A concrete sourcing sequence
If you are a hiring manager reading this on the day it goes up:
- Today: pull Snort and ClamAV committer lists from GitHub. Cross-reference against the Talos blog author archive.
- This week: scrape TALOS-YYYY-#### CVE credits from the last 24 months.
- This week: identify the 30 to 50 names that appear on at least two of the three lists.
- Next week: reach out with a specific, beat-matched pitch. Not "we're hiring threat researchers." Something like "we want someone who can run the next campaign report on [specific actor cluster]."
- Throughout: monitor LinkedIn for delayed signal, but treat it as confirmation, not discovery.
Steps one through three are exactly the kind of multi-surface sourcing that breaks LinkedIn-only tools. This is where Refolk earns its keep on Talos alumni recruiting: one plain-English query crosses GitHub commit graphs, the Talos blog index, CVE credit lines, and LinkedIn employment status in a single ranked list, so you are not stitching four scrapers together by hand.
What to say in the first message
Two rules for the first outreach to an ex-Talos researcher.
First, name a specific piece of their work. Not "I saw your background." Cite a blog post, a CVE, or a commit. These are people who write under their own names for a reason. The recognition matters.
Second, be honest about the scope. If you cannot offer the platform reach of MSTIC or the budget of CrowdStrike, do not pretend to. Offer something they will not get at the Big Six: a single named beat they own end to end, a smaller team, a non-corporate publication cadence, a clearance-friendly schedule, equity that could actually matter. Threat intel sourcing in 2026 is not won on comp. It is won on specificity.
FAQ
How many Talos researchers are actually affected?
The public reporting confirms Talos exposure but not a precise headcount. Talos is roughly 350 people globally; Cisco's total cut is fewer than 4,000 across all orgs. A reasonable working estimate for impacted Talos researchers is in the low dozens to low hundreds, weighted toward roles Cisco is not re-slotting into its new AI security org. Treat any specific number you see this week as a guess.
Should I avoid candidates who were laid off rather than re-slotted internally?
No. Cisco is reallocating toward AI networking and silicon, which means re-slotting decisions are about charter fit, not researcher quality. Some of the strongest senior researchers will be in market specifically because they refused a worse role or did not want to pivot off threat research into AI security tooling. Interrogate the why; do not screen on the layoff alone.
Is GitHub really better than LinkedIn for sourcing Cisco Talos researchers?

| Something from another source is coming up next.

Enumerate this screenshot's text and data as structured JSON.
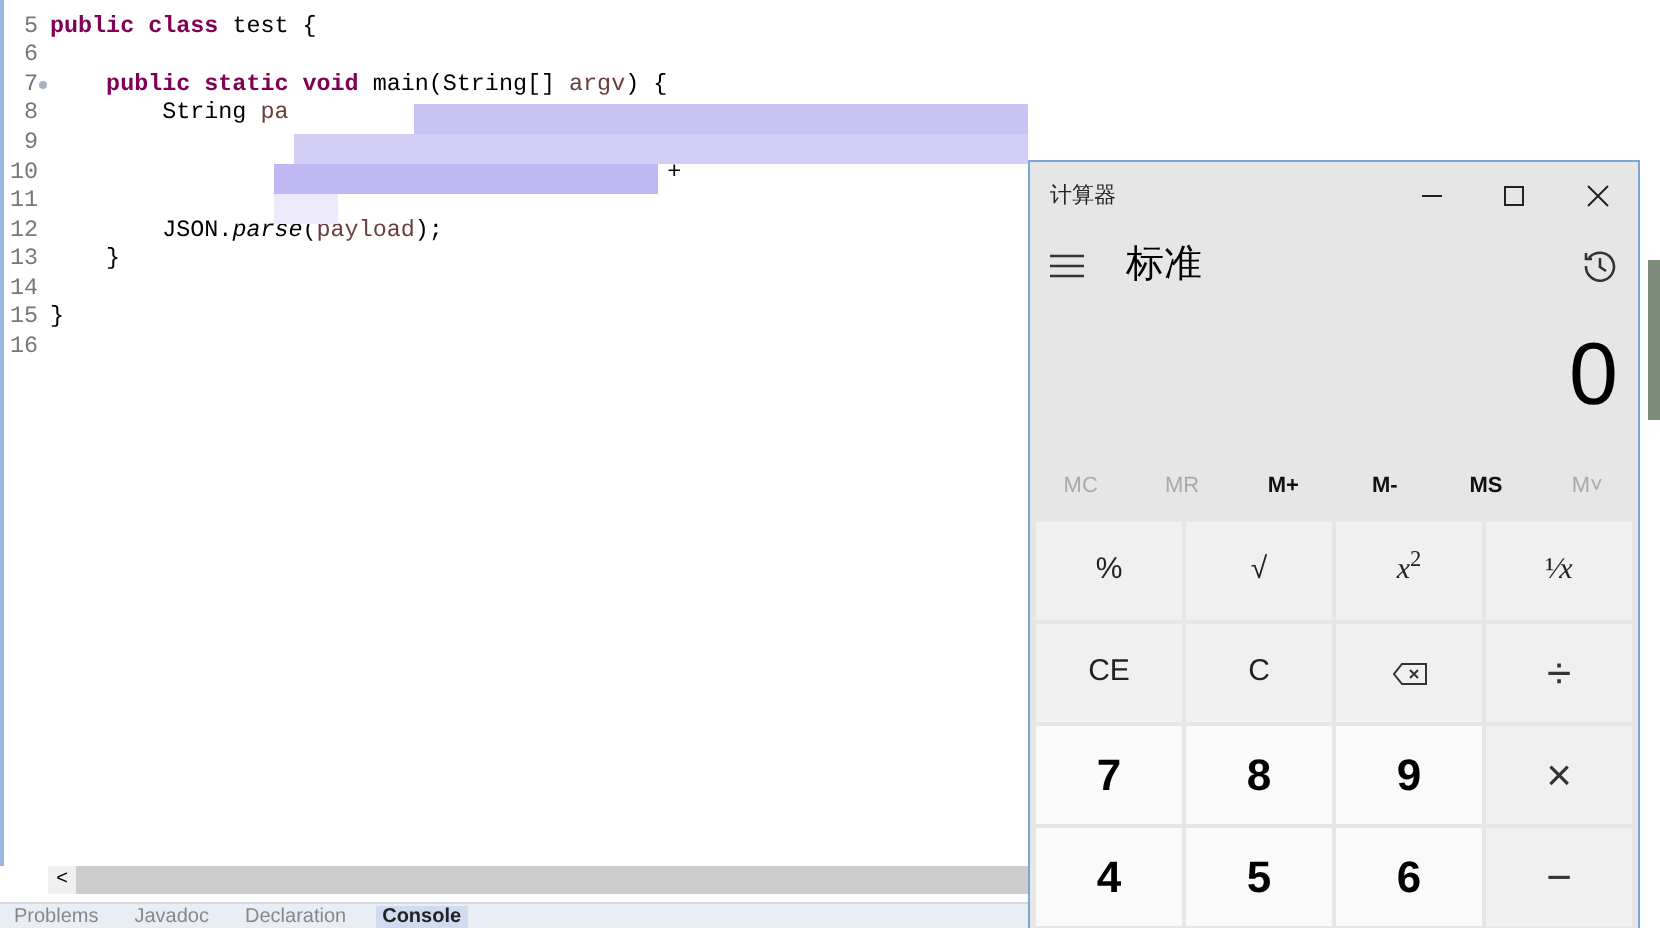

For this specific cohort, yes. Snort and ClamAV are maintained on public GitHub orgs by Talos engineers under their real identities. Commit histories give you handles, focus areas, and tenure signals months before LinkedIn updates. For hiring security researchers in 2026, open-source committer history is the single highest-signal surface, and it is the one most recruiters skip.
What is the realistic timeline before the Big Six close offers?
Three to six weeks for the senior, publicly-bylined researchers. Longer for mid-level detection engineers whose work is less visible externally. If you are not CrowdStrike, Mandiant, Unit 42, MSTIC, Sophos X-Ops, or GreyNoise, plan your outreach sequence as if you have a three-week head start and a three-week overlap, not a full quarter.